三荒子和吴东在外头,听着屋里这咋还嗷嗷喊上了呢?
赶紧趴在窗户上往里头瞅,一看这三个女人把手放到一起,嗷嗷喊口号,也不知道咋回事儿,也不敢问啊。
缩缩脖子站在门口,有那听见动静的过来看,都让三荒子骂跑了。
无常负责安保工作,有人报告异常情况,他第一时间赶过来。三荒子伸手一拦,说:“女人办事,男人莫入!”
无常耳朵多灵,心思多活泛啊,一下就明白咋回事了,面无表情的背着双手,加入到赶人的队伍。
一旦有附近其他人过来打听,无常一个眼神,像是飞刀一样,那些人立马吓跑了。
三荒子没话找话:“哎,兄弟,都说你功夫高,啥时候咱俩练练!”
吴东赶紧一扯三荒子衣服:“就你那三脚猫的功夫,还不如我呢,就别丢人了!”
无常冷冷的道:“你,不行!”
按理说,大家一起抗日,也算熟了,可无常说话,就是这么直接。
你不行,三个字一出,三荒子也不生气,笑嘻嘻地:“那你看谁行啊?”
三荒子知道自己几斤几两,自己的功夫,都是大荒子教的,刘胜利也多少指点过自己一些。但是自己打小,天赋就不如几个兄弟,所以练来练去,就会几路破绽百出的刀法。
拳脚功夫,还真是和吴东说的一样,三脚猫的功夫。

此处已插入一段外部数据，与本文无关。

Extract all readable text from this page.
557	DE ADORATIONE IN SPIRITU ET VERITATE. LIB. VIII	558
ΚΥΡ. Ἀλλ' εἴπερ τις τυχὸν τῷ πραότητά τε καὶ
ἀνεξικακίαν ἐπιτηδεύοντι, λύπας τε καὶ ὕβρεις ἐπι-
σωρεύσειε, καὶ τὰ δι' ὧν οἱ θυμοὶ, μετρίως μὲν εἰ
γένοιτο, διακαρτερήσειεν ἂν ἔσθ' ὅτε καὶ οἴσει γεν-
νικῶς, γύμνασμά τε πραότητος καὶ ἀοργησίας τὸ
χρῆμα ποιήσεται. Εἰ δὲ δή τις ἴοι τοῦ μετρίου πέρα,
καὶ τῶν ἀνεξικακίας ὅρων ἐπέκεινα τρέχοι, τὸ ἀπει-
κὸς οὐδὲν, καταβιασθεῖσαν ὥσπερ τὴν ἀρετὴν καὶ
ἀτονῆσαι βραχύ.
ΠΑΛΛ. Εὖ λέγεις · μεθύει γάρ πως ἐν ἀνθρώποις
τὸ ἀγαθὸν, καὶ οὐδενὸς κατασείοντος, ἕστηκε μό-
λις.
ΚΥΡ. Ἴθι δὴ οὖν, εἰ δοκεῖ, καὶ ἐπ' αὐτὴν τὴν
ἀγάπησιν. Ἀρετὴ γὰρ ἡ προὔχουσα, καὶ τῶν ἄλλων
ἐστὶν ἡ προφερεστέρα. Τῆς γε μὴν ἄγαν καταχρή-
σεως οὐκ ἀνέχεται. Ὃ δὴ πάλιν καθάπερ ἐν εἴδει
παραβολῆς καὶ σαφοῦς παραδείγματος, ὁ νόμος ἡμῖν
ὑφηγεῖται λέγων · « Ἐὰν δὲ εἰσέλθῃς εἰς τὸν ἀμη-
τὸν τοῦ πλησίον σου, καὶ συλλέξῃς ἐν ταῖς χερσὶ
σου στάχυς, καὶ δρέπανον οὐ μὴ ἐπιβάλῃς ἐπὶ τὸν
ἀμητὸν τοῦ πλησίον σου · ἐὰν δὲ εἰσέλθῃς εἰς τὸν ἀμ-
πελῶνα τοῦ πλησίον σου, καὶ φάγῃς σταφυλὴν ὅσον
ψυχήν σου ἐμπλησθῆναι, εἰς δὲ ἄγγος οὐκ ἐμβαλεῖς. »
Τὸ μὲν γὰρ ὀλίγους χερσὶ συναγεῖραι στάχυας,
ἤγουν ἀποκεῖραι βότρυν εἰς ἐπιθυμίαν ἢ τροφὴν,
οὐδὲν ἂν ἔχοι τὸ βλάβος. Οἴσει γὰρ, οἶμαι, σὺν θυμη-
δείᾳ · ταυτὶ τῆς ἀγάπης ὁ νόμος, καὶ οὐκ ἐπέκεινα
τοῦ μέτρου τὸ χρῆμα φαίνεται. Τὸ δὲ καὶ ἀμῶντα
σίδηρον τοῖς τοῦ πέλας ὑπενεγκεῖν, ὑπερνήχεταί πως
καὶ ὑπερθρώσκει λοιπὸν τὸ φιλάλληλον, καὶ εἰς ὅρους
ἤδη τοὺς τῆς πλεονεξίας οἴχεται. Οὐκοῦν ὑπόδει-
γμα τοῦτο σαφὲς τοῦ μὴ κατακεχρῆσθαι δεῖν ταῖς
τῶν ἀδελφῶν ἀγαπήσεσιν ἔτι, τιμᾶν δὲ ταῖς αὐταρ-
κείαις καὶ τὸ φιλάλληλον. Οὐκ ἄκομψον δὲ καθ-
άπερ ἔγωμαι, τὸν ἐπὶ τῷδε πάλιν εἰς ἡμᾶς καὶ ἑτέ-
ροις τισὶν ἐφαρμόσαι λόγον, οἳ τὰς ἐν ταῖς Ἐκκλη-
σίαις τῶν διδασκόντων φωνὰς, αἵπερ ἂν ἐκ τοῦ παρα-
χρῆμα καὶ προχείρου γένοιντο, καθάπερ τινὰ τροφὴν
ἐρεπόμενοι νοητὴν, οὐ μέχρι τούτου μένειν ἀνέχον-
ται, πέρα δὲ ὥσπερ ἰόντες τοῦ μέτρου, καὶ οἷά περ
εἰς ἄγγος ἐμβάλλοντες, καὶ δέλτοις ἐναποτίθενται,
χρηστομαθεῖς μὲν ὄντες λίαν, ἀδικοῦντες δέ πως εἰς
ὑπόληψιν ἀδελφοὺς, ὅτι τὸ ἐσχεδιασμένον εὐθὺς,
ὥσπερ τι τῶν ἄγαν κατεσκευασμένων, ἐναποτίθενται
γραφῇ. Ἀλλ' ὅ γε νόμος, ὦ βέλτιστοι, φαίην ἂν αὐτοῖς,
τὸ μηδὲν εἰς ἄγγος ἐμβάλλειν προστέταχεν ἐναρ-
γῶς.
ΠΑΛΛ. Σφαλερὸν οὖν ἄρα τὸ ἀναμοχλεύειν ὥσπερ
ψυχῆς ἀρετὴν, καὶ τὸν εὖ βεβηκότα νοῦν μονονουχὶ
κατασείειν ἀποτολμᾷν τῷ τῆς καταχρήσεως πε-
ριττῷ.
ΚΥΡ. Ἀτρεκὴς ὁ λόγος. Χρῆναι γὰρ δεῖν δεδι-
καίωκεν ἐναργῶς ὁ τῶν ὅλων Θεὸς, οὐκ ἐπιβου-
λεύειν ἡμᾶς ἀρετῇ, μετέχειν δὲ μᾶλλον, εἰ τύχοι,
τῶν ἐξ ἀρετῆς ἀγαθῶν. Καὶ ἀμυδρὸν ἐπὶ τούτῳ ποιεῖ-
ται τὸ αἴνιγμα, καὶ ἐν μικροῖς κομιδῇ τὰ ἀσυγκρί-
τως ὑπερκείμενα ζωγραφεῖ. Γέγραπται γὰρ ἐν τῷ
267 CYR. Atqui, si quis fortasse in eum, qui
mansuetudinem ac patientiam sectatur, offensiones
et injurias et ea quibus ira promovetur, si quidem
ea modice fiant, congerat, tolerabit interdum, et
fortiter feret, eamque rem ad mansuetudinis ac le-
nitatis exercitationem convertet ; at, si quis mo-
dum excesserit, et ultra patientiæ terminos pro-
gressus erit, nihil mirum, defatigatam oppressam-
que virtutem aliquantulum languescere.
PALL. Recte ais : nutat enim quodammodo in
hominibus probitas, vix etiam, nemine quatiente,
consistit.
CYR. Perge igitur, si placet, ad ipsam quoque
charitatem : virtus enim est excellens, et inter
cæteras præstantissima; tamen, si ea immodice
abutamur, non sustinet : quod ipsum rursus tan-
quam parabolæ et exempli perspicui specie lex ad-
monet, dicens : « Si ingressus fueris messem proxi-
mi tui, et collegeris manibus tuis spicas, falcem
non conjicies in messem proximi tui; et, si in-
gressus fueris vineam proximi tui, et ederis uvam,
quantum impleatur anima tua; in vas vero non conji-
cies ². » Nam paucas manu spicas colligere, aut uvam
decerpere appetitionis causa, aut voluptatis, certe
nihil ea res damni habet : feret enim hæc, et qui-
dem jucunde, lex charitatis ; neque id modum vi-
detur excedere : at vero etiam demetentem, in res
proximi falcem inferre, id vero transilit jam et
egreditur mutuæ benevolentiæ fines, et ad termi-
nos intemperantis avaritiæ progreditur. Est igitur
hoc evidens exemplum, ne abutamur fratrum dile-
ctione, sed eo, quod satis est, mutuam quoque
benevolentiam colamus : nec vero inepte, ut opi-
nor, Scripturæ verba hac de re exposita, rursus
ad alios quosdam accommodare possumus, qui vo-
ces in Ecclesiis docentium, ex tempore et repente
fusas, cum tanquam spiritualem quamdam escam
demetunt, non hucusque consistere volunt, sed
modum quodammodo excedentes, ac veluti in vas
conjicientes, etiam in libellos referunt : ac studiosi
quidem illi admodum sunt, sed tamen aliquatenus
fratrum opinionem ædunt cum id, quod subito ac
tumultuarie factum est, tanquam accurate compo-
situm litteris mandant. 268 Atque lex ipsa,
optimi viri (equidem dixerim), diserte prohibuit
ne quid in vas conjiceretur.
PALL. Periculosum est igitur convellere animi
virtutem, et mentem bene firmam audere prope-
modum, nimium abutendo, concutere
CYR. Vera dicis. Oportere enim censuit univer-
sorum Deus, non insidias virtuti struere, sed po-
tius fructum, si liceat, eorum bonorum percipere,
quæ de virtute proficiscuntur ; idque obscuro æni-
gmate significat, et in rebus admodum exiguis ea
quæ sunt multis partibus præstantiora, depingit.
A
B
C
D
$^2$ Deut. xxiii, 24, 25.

也就是打打普通人还行,就连用枪,也是最近才熟练一点,有了些准头。
以前闯江湖,全凭一个狠字,不要命的冲。
不过,他最受不了冷场的气氛,这才故意逗无常,说是要切磋切磋。
“其实,这里面只有一个人,值得我出手,那就是天胜的大当家的!”无常眼神一闪,想起天胜大当家,当时用刀的场景,那可真是快准狠呢,一看,就是得过名师指点。
就在三荒子和无常尬聊的时候,陈秀秀她们三个人,走了出来,双眼通红,一身的煞气外露。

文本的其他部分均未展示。